X-Post from StackOverflow:
https://stackoverflow.com/questions/9465123/intermittent-high-cpu-100-on-production-webserver
We have a web cluster with 3 web-servers, each with 24 cores & 24GB mem.
Our application is latest patched ASP.NET 4.0, With MVC3, on IIS 7.5 - In it's own application pool.
Very intermittently, (Maybe once every 2/3 days) one of the webservers will stop serving requests, and all 24 cores will show 100% CPU (memory & disk look normal).
The few times when IIS manager isn't completely frozen, the active running requests don't seem to offer any useful information, with a pretty random spread across a large number of site areas/requests.
Once a server has died, we are able to take it out of load - and after maybe 5 minutes of no-longer serving requests, the CPU activity will drop back to normnal - making us think it isn't an infinite loop.

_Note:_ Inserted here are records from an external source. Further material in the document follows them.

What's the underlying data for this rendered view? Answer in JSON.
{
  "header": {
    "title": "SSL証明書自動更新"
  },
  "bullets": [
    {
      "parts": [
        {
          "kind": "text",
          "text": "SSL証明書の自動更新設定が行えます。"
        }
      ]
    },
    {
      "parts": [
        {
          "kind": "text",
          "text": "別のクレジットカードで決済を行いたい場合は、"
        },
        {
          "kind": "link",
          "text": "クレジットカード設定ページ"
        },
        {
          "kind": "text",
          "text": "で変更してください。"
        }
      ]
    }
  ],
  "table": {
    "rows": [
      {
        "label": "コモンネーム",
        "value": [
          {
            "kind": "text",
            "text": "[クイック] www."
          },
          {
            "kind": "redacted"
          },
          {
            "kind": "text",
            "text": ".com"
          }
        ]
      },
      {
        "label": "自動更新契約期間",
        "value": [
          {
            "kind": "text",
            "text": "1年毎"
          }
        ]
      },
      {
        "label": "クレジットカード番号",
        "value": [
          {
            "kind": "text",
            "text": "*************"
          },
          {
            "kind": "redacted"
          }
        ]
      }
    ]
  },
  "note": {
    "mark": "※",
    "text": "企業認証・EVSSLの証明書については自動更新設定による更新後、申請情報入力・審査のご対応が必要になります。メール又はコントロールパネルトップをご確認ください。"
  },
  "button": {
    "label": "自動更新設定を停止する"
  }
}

A memory dump of the worker process (around 4GB is size!) doesn't seem to show any of our code/namespaces anywhere in any of the managed stack traces - but simply .Net begin request stuff (It's possible I'm using WinDbg wrong - and not loading our symbols correctly - but the stack traces don't show any missing/unnamed method calls - so I'm quite confused)
Our servers are normally processing 1000 req/sec quite happily, so this is all very strange.
One weird thing we noticed in Perfmon - was the Contention Rate / sec goes to like 800. We don't have any fancy multi-threaded code in our app, and the only locks we have are in our caching code (Which hasn't changed in ages).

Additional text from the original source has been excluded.